Kate: Running out of time, John Spencer will present on MDisc at next month's meeting.

  • Discussion
    • Spencer: Plextor: only been a year that current iteration of the company has been making their own drives and have dropped support for some of their software tools.
      • Observation that understand nature of companies - rebranding burners.
    • Passmore: Optidrive (?), other software
    • Duryee: Secondary market now for equipment - price spike in true quality plextor drives - going for a lot used before bought by another company (current iteration of brand).

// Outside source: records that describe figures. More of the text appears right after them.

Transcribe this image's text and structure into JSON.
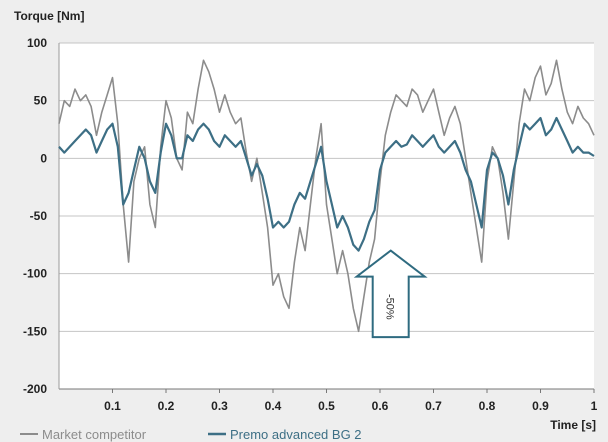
{
  "chart_data": {
    "type": "line",
    "ylabel": "Torque [Nm]",
    "xlabel": "Time [s]",
    "xlim": [
      0,
      1
    ],
    "ylim": [
      -200,
      100
    ],
    "x_ticks": [
      0.1,
      0.2,
      0.3,
      0.4,
      0.5,
      0.6,
      0.7,
      0.8,
      0.9,
      1
    ],
    "x_tick_labels": [
      "0.1",
      "0.2",
      "0.3",
      "0.4",
      "0.5",
      "0.6",
      "0.7",
      "0.8",
      "0.9",
      "1"
    ],
    "y_ticks": [
      100,
      50,
      0,
      -50,
      -100,
      -150,
      -200
    ],
    "y_tick_labels": [
      "100",
      "50",
      "0",
      "-50",
      "-100",
      "-150",
      "-200"
    ],
    "grid": "horizontal",
    "legend_position": "bottom-left",
    "annotation": {
      "text": "-50%",
      "x": 0.62,
      "y_top": -80,
      "y_bottom": -155
    },
    "series": [
      {
        "name": "Market competitor",
        "color": "#8c8c8c",
        "x": [
          0,
          0.01,
          0.02,
          0.03,
          0.04,
          0.05,
          0.06,
          0.07,
          0.08,
          0.09,
          0.1,
          0.11,
          0.12,
          0.13,
          0.14,
          0.15,
          0.16,
          0.17,
          0.18,
          0.19,
          0.2,
          0.21,
          0.22,
          0.23,
          0.24,
          0.25,
          0.26,
          0.27,
          0.28,
          0.29,
          0.3,
          0.31,
          0.32,
          0.33,
          0.34,
          0.35,
          0.36,
          0.37,
          0.38,
          0.39,
          0.4,
          0.41,
          0.42,
          0.43,
          0.44,
          0.45,
          0.46,
          0.47,
          0.48,
          0.49,
          0.5,
          0.51,
          0.52,
          0.53,
          0.54,
          0.55,
          0.56,
          0.57,
          0.58,
          0.59,
          0.6,
          0.61,
          0.62,
          0.63,
          0.64,
          0.65,
          0.66,
          0.67,
          0.68,
          0.69,
          0.7,
          0.71,
          0.72,
          0.73,
          0.74,
          0.75,
          0.76,
          0.77,
          0.78,
          0.79,
          0.8,
          0.81,
          0.82,
          0.83,
          0.84,
          0.85,
          0.86,
          0.87,
          0.88,
          0.89,
          0.9,
          0.91,
          0.92,
          0.93,
          0.94,
          0.95,
          0.96,
          0.97,
          0.98,
          0.99,
          1
        ],
        "values": [
          30,
          50,
          45,
          60,
          50,
          55,
          45,
          20,
          40,
          55,
          70,
          30,
          -40,
          -90,
          -20,
          0,
          10,
          -40,
          -60,
          10,
          50,
          35,
          0,
          -10,
          40,
          30,
          60,
          85,
          75,
          60,
          40,
          55,
          40,
          30,
          35,
          5,
          -20,
          0,
          -30,
          -60,
          -110,
          -100,
          -120,
          -130,
          -90,
          -60,
          -80,
          -40,
          0,
          30,
          -40,
          -70,
          -100,
          -80,
          -100,
          -130,
          -150,
          -120,
          -90,
          -70,
          -20,
          20,
          40,
          55,
          50,
          45,
          60,
          55,
          40,
          50,
          60,
          40,
          20,
          35,
          45,
          30,
          0,
          -30,
          -60,
          -90,
          -20,
          10,
          0,
          -30,
          -70,
          -20,
          30,
          60,
          50,
          70,
          80,
          55,
          65,
          85,
          60,
          40,
          30,
          45,
          35,
          30,
          20
        ]
      },
      {
        "name": "Premo advanced BG 2",
        "color": "#3d6f85",
        "x": [
          0,
          0.01,
          0.02,
          0.03,
          0.04,
          0.05,
          0.06,
          0.07,
          0.08,
          0.09,
          0.1,
          0.11,
          0.12,
          0.13,
          0.14,
          0.15,
          0.16,
          0.17,
          0.18,
          0.19,
          0.2,
          0.21,
          0.22,
          0.23,
          0.24,
          0.25,
          0.26,
          0.27,
          0.28,
          0.29,
          0.3,
          0.31,
          0.32,
          0.33,
          0.34,
          0.35,
          0.36,
          0.37,
          0.38,
          0.39,
          0.4,
          0.41,
          0.42,
          0.43,
          0.44,
          0.45,
          0.46,
          0.47,
          0.48,
          0.49,
          0.5,
          0.51,
          0.52,
          0.53,
          0.54,
          0.55,
          0.56,
          0.57,
          0.58,
          0.59,
          0.6,
          0.61,
          0.62,
          0.63,
          0.64,
          0.65,
          0.66,
          0.67,
          0.68,
          0.69,
          0.7,
          0.71,
          0.72,
          0.73,
          0.74,
          0.75,
          0.76,
          0.77,
          0.78,
          0.79,
          0.8,
          0.81,
          0.82,
          0.83,
          0.84,
          0.85,
          0.86,
          0.87,
          0.88,
          0.89,
          0.9,
          0.91,
          0.92,
          0.93,
          0.94,
          0.95,
          0.96,
          0.97,
          0.98,
          0.99,
          1
        ],
        "values": [
          10,
          5,
          10,
          15,
          20,
          25,
          20,
          5,
          15,
          25,
          30,
          10,
          -40,
          -30,
          -10,
          10,
          0,
          -20,
          -30,
          5,
          30,
          20,
          0,
          0,
          20,
          15,
          25,
          30,
          25,
          15,
          10,
          20,
          15,
          10,
          15,
          0,
          -15,
          -5,
          -15,
          -35,
          -60,
          -55,
          -60,
          -55,
          -40,
          -30,
          -35,
          -20,
          -5,
          10,
          -20,
          -40,
          -60,
          -50,
          -60,
          -75,
          -80,
          -70,
          -55,
          -45,
          -10,
          5,
          10,
          15,
          10,
          12,
          20,
          15,
          10,
          15,
          20,
          10,
          5,
          10,
          15,
          5,
          -10,
          -20,
          -40,
          -60,
          -10,
          5,
          0,
          -15,
          -40,
          -10,
          10,
          30,
          25,
          30,
          35,
          20,
          25,
          35,
          25,
          15,
          5,
          10,
          5,
          5,
          2
        ]
      }
    ]
  }
}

    • Blood: we’re always talking about a system - drive from trusted manufacturer, CD that isn’t playing, sometimes a cheap player can help resolve playability issue.
    • Youket: differences in disc composition - many different dyes with different patents - that’s why focus was on developing and using error checkers.
    • Blood: Interest in how to optimize burn speeds to get low error rates. Batch variation: Mitsui sold 4 times in 5 years.